Imagine my surprise when they were not only willing to let us film there, but they offered to set up behind-the-scenes tours. Picture my astonishment when those tours spanned three days, and they invited me to join their after-hours get-togethers. It’s better than going to an amusement park and not having to wait in lines. It’s better than meeting your favorite author and getting their autograph. It’s better than a first kiss. It’s better than cake and brownies. I thought I was dreaming. I’m still not convinced I’m not in a coma.
This time last year I did not have a job, I didn’t know if I would be in graduate school, and all I had was a blog with a small community of loyal fans and followers who shared my love for natural history museums. I dreamt of one day getting a job in a museum somewhere, anywhere. I was holding out for the UM Zoological Museum to offer me part-time and, well, I’d figure out the rest. So picture me sitting in a conference room with staff members of the Field as they offer me a job there. And not just any job (I would have totally been fine with any kind of job), but they want to help us continue making our show in their museum and oh my god they want to send me on field expeditions. And then later that night Richard Lariviere, the Field’s President, shook my hand, leaned in and said, I hope to see you move to Chicago.

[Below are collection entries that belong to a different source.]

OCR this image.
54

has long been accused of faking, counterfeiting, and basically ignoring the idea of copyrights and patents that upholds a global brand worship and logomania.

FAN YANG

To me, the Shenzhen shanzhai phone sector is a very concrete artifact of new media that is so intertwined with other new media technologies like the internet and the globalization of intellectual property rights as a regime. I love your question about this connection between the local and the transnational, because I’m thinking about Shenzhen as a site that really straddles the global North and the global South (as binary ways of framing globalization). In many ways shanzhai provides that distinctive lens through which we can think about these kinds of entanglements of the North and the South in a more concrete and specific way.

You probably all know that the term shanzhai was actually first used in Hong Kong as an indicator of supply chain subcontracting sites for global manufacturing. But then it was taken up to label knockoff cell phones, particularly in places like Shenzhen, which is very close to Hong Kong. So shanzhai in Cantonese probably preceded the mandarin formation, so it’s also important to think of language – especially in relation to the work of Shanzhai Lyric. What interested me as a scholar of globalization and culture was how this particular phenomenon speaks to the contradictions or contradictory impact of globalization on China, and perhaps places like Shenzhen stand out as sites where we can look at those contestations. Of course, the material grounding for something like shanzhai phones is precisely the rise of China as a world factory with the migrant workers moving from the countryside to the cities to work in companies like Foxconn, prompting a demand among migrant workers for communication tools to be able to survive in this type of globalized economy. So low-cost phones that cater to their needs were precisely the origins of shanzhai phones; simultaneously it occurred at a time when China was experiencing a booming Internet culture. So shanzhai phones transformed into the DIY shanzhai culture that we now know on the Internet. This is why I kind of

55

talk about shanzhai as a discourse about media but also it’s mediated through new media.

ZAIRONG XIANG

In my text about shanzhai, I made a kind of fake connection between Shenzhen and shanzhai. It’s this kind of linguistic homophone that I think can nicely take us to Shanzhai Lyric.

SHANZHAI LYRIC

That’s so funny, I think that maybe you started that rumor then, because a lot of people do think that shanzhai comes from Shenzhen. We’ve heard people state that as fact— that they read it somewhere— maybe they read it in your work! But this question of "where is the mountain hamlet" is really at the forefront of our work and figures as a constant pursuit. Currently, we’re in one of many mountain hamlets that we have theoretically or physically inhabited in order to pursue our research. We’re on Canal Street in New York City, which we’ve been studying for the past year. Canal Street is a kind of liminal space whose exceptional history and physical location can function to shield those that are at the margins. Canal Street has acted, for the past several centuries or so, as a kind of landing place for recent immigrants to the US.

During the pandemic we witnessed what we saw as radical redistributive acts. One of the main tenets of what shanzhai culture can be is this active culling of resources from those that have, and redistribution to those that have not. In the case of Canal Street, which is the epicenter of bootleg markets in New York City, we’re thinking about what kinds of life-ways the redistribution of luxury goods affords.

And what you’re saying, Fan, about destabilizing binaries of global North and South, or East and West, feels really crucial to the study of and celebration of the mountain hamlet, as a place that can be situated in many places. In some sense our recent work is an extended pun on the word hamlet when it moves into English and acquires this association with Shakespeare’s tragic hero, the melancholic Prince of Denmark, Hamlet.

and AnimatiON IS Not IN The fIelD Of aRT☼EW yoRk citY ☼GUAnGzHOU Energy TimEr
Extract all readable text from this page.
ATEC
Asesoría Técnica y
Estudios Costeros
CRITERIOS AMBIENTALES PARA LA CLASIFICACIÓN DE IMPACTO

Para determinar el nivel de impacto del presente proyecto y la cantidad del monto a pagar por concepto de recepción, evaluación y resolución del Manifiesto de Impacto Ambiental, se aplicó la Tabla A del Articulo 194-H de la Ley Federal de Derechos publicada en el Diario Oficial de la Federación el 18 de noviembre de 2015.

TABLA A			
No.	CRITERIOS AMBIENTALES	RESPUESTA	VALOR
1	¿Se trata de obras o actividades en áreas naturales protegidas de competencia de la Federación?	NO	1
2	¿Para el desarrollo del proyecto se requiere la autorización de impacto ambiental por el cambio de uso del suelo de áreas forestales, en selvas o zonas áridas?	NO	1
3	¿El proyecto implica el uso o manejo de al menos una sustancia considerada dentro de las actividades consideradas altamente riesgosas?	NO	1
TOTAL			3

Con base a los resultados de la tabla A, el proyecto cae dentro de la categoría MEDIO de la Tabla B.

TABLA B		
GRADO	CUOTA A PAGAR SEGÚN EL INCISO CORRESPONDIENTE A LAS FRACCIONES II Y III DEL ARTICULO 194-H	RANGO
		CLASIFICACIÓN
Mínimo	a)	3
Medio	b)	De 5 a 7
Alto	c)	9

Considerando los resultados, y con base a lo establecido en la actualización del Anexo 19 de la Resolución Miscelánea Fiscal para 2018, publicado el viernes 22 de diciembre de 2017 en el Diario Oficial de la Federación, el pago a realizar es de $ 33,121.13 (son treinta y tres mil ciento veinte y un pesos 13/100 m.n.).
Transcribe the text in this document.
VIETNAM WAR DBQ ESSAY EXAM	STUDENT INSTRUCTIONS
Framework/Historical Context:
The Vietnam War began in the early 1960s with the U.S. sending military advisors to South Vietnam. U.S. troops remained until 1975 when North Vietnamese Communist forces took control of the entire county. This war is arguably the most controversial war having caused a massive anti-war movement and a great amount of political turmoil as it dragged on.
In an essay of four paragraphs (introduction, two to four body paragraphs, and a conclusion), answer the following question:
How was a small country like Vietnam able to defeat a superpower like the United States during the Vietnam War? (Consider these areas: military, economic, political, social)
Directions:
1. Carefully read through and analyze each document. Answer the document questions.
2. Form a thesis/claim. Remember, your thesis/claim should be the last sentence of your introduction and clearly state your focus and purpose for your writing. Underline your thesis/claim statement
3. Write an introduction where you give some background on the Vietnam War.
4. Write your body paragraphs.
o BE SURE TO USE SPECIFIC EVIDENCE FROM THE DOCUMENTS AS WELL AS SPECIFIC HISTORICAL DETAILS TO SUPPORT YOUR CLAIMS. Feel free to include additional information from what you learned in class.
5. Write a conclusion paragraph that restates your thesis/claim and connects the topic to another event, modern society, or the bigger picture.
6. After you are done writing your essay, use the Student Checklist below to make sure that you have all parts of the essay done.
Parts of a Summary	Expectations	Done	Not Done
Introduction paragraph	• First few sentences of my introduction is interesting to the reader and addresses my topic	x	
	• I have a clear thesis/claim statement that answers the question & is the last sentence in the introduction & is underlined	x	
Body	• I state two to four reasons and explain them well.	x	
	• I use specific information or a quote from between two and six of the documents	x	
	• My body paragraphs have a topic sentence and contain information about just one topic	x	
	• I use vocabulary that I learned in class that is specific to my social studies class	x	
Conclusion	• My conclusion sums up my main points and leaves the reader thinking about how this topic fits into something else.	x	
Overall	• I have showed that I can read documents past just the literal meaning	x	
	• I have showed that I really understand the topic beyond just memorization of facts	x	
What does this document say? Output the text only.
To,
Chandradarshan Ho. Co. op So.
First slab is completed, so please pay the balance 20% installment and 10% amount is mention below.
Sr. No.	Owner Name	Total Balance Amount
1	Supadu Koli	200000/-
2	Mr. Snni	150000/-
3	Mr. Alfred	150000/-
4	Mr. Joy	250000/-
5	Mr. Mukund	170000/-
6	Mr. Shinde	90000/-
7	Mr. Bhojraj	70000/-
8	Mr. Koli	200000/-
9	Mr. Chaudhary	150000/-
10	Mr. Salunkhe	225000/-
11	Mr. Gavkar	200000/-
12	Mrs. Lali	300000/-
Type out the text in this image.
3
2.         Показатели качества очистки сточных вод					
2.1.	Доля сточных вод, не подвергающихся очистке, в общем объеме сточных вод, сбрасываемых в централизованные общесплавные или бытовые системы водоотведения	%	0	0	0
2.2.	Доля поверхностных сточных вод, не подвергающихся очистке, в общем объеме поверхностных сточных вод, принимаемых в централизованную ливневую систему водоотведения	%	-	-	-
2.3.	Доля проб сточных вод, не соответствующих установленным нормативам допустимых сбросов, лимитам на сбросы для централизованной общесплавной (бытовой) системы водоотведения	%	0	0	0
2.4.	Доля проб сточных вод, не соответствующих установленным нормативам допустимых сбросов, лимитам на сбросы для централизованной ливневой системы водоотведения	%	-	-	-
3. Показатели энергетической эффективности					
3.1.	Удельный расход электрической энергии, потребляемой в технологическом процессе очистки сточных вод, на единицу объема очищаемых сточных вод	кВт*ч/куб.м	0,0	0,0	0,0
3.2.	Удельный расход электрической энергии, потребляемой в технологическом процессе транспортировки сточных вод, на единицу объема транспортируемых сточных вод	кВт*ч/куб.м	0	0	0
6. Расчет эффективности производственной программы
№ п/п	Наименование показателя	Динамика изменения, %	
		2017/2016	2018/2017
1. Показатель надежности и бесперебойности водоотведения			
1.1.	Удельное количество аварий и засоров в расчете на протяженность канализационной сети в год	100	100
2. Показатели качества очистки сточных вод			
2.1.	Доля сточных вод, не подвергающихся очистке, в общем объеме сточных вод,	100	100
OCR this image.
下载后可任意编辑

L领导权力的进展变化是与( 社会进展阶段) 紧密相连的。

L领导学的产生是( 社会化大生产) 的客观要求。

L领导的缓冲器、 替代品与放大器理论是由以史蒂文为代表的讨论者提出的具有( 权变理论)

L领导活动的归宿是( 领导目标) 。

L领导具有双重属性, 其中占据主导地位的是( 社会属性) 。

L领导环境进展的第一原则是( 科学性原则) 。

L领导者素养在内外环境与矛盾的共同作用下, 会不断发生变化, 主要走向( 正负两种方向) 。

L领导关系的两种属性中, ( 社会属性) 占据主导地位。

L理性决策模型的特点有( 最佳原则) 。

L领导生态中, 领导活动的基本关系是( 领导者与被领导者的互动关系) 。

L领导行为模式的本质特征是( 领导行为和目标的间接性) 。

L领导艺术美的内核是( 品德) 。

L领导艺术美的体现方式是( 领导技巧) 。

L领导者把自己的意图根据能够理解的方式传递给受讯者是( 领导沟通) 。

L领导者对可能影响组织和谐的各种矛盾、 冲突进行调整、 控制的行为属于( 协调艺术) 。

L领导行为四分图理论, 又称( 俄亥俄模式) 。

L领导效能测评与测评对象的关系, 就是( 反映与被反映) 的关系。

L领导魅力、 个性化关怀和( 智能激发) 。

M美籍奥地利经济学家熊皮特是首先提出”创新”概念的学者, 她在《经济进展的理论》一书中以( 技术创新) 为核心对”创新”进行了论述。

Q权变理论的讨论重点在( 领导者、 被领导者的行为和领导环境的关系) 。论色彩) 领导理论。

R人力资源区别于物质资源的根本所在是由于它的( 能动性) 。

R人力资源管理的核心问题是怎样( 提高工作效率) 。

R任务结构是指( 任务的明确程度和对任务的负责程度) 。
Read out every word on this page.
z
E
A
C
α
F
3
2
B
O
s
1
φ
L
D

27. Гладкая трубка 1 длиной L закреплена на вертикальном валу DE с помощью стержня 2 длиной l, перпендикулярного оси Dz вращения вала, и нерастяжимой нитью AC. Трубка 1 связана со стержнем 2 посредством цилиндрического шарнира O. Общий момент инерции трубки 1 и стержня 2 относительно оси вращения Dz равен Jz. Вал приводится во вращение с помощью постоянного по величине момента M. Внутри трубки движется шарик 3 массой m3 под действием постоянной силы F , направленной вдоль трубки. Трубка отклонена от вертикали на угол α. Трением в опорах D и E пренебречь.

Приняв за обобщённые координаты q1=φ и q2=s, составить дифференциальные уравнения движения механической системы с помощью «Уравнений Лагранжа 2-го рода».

There has never been a single shred of doubt in my mind that this is absolutely everything I have ever wanted to do, could have ever conceivably dreamed of doing, and to know that it is happening to me is an absolutely surreal experience. That being said, as soon as I got back to Missoula I went to the Museum, shut the door, sat on the floor and cried. Because that’s where it all started - in that room, sitting at the single work table with Dave. Two and a half years ago I stepped in there, blissfully unaware of what the future held for me, completely oblivious to the world of possibility the collection I was standing in was about to offer.
I owe so much to that museum. I’m nervous for its future with both Dave and me leaving, but I remain confident that there are others like us out there who are willing to pour their life into that collection. This community has restored my faith in humanity; I’m reassured that passionate people exist who know the intense value of these museums, and like myself, refuse to let them go by the wayside. I know where I leave a space, there will be someone to step into my role, and that position will be as gratifying and enlightening for them as it was for me.
So, I’m moving to Chicago. My first day of work at the Field is July 8th. Rest assured Michael Aranda will continue to film, edit, and produce The Brain Scoop - this project would not be the same without him. And, I’ll be awfully surprised if that damn raccoon doesn’t find a way to hitch a ride in my moving van.